Tidak sampai di situ, Kongres Amerika Serikat mengamanatkan kepada National Institutes of Health negara itu untuk melakukan kajian evaluasi penggunaan jangka panjang. Tahun 1992 kajian tersebut dilakukan pada 13.500 wanita pengguna implan rata-rata selama 13 tahun. Kesimpulan, tidak ada perbedaan bermakna antara risiko kanker payudara dengan penggunaan implan.
Prosedur implan payudara tergolong aman. Beberapa tahun kemudian, tepatnya November 1996, FDA merekomendasi ulang penggunan gel silikon untuk implan payudara. Imbasnya, angka penggunaan implan payudara kembali meningkat tajam sekitar 40 persen kurun waktu 2007 hingga 2012.
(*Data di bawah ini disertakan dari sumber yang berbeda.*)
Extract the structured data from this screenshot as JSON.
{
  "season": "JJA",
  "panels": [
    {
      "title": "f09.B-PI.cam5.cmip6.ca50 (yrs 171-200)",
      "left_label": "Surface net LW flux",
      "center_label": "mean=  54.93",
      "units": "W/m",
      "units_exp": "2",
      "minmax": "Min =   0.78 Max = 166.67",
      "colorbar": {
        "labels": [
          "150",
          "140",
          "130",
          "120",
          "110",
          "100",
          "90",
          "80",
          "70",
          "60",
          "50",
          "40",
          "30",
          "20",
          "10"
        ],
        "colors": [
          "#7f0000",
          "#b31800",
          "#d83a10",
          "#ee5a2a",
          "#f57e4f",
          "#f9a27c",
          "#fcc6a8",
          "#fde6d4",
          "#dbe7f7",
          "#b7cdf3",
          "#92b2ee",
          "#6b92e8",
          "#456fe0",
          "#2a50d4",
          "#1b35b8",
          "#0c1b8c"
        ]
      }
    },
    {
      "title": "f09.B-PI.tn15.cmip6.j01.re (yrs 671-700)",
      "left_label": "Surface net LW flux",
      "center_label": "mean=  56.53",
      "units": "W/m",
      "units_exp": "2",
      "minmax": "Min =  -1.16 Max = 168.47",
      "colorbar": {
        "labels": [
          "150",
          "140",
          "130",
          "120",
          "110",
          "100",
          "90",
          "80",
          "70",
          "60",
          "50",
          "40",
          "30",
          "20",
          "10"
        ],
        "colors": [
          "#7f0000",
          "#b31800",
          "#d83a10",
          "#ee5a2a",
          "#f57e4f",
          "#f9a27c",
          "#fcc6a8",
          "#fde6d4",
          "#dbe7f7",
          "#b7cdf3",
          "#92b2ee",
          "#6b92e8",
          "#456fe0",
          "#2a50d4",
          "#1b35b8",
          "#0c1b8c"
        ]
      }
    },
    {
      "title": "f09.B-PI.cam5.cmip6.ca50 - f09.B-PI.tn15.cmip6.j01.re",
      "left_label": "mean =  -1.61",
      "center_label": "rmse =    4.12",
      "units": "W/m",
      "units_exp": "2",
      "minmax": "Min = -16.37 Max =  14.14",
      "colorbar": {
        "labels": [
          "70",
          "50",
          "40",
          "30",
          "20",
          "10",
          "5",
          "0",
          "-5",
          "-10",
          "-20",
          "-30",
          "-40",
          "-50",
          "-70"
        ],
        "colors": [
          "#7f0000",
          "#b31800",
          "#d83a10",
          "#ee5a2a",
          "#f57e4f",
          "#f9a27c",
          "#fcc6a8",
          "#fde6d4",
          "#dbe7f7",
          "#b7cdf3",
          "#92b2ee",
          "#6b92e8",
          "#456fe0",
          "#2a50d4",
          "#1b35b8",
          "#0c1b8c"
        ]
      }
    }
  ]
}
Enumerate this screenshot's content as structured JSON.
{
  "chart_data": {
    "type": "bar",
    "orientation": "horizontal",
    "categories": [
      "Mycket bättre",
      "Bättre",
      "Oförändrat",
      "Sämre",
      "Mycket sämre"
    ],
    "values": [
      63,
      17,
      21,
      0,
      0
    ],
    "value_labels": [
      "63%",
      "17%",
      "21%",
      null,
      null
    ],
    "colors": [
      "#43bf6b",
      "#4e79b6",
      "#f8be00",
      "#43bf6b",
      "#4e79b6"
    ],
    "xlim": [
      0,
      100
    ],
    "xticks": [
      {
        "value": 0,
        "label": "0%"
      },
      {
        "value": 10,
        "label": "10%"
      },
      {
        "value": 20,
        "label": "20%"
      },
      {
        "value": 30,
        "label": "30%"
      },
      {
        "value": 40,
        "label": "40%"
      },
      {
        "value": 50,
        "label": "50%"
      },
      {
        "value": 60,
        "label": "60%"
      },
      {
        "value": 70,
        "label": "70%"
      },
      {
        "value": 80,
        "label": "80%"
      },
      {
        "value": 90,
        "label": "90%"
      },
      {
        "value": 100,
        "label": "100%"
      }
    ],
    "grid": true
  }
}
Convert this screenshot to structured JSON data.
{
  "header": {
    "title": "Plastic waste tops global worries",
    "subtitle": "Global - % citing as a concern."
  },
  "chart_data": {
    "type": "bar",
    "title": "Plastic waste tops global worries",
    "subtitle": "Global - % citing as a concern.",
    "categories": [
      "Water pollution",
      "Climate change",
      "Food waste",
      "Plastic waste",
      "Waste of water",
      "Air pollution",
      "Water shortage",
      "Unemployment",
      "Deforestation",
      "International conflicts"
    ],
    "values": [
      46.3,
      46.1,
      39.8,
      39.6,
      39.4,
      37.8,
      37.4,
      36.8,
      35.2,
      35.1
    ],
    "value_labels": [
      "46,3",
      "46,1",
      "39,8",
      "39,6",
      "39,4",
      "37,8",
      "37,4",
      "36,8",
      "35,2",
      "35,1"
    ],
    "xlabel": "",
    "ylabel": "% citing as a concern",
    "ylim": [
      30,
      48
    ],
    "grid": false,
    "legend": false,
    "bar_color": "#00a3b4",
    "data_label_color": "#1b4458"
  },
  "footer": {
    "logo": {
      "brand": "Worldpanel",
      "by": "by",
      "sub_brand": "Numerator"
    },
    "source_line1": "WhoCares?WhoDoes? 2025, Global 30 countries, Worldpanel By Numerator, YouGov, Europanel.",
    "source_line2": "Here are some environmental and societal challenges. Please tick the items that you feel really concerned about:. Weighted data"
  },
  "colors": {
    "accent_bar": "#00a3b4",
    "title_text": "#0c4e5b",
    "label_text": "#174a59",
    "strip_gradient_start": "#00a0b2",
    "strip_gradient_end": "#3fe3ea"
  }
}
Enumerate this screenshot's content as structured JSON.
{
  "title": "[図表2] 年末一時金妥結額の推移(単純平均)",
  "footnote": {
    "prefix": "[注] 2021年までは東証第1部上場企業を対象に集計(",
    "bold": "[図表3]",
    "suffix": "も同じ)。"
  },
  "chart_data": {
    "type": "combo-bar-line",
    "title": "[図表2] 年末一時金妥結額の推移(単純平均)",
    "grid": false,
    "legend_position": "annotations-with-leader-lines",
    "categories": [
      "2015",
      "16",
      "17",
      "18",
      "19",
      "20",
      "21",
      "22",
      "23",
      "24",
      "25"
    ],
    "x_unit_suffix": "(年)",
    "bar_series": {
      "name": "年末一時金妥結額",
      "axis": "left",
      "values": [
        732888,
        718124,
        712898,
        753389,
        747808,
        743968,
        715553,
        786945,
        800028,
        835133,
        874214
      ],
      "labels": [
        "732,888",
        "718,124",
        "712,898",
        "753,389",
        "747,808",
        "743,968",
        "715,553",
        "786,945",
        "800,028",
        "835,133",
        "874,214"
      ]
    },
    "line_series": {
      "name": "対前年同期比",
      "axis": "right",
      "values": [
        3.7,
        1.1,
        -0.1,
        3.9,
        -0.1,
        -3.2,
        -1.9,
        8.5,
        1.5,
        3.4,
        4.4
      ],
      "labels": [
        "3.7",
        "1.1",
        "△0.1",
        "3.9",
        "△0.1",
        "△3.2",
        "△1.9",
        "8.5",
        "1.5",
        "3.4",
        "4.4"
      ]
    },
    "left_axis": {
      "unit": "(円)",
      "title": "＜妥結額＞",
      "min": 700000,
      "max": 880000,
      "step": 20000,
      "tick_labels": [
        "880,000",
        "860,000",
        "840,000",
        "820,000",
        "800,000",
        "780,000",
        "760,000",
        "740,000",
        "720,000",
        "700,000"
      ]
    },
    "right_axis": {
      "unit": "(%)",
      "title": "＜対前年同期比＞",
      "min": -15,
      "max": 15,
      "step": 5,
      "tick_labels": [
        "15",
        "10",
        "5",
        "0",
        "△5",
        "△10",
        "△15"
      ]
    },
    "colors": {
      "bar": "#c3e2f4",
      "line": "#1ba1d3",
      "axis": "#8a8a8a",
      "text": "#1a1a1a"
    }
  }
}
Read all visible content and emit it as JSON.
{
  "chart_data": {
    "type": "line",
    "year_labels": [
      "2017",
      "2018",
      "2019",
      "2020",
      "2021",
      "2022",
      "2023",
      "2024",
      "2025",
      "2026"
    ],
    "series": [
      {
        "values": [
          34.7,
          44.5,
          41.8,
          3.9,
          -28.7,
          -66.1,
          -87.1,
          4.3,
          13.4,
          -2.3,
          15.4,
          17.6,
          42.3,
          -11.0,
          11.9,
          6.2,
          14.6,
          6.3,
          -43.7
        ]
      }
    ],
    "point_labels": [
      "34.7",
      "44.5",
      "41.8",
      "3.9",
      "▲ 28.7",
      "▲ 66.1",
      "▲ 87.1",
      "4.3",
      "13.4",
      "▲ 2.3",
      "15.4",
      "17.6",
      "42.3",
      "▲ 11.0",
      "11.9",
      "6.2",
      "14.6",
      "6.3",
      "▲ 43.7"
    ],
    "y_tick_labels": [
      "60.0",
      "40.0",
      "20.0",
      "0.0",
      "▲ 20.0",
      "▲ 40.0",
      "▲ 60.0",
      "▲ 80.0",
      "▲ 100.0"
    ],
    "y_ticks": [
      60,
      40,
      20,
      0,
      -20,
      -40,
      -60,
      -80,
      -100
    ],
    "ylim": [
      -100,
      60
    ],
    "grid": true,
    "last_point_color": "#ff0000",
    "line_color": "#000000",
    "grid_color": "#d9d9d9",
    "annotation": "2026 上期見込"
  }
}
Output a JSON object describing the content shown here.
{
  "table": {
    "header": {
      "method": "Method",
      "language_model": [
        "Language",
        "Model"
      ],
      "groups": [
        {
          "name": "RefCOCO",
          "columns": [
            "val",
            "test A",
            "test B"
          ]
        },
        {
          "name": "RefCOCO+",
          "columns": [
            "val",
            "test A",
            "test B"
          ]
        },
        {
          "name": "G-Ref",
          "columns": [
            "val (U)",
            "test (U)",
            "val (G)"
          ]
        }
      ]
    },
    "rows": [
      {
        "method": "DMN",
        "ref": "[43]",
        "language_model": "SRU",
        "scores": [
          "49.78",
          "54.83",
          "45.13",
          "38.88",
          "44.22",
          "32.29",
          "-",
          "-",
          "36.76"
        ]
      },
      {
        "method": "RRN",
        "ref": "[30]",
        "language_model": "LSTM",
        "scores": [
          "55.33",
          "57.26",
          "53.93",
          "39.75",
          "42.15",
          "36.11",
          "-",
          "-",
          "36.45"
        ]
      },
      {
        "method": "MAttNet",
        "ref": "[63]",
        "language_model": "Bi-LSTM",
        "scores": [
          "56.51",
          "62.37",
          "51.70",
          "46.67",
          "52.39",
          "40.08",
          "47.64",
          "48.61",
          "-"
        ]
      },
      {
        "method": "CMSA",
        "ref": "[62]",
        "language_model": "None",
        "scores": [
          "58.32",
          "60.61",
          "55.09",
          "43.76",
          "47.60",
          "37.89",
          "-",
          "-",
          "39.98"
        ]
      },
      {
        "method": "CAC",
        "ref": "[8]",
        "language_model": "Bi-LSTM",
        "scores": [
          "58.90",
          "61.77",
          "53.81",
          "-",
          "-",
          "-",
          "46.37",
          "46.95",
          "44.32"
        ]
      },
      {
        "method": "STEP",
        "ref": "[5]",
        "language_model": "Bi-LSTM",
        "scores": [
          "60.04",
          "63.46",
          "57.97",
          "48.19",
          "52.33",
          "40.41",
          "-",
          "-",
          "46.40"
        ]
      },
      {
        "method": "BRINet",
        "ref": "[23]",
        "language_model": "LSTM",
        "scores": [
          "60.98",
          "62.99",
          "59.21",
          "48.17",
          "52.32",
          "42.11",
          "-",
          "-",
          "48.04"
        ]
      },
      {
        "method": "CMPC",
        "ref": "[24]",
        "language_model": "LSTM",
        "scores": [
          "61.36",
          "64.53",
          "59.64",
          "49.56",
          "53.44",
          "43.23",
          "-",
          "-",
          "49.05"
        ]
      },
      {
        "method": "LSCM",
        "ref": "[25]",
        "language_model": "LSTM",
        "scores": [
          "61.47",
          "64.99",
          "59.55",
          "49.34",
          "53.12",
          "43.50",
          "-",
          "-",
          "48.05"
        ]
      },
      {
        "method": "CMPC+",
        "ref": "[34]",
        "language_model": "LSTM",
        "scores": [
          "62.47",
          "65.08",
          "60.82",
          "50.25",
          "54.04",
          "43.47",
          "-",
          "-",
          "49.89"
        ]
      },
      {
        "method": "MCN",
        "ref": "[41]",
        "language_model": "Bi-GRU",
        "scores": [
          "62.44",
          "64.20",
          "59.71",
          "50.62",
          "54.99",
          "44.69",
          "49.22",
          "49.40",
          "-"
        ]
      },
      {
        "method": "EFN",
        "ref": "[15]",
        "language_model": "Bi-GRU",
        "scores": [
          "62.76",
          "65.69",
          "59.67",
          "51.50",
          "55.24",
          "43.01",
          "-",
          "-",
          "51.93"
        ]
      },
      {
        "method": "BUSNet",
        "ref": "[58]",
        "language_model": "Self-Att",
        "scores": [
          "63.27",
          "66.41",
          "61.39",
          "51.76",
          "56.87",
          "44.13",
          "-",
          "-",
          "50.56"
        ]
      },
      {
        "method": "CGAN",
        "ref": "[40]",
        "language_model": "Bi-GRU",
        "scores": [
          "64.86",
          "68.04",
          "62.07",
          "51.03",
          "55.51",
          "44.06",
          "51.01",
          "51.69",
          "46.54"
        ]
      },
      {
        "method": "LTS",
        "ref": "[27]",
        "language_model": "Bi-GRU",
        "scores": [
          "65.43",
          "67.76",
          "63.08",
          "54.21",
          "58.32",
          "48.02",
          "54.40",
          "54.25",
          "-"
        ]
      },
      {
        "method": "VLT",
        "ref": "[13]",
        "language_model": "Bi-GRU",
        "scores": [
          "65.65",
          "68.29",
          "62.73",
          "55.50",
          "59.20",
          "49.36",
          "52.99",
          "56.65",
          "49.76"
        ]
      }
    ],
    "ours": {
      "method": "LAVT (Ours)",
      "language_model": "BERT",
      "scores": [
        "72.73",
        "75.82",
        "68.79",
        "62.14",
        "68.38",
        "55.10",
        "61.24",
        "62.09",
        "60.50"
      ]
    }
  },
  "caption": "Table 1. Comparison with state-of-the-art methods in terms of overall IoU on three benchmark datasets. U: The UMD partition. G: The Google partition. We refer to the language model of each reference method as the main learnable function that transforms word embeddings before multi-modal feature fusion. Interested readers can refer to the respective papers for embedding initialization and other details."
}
Pada tahun 2012 sendiri, menurut American Society for Aesthetic Plastic Surgery, sekitar 364.000 wanita dioperasi untuk pemasangan implan payudara atau 1000 wanita setiap hari.  Meskipun, insersi bersifat aman, namun perlu pertimbangan tersendiri untuk lokasi pemasangan dalam organ payudara.
Sebagian besar volume implan silikon yang ditempatkan dalam organ payudara berkisar antara 60-400 mililiter, atau umumnya seberat 250 gram. Pemasangan dapat dilakukan pada sebelah depan otot pectoralis mayor atau otot dada. Tetapi dapat juga dipasang di sebelah belakang otot dada (submuskular).
Agar kehadiran tidak mengganggu proses menyusui, maka dilakukan pemasangan implan submuskular. Dengan demikian, implan tidak sampai menekan jaringan kelenjar payudara yang memproduksi air susu ibu.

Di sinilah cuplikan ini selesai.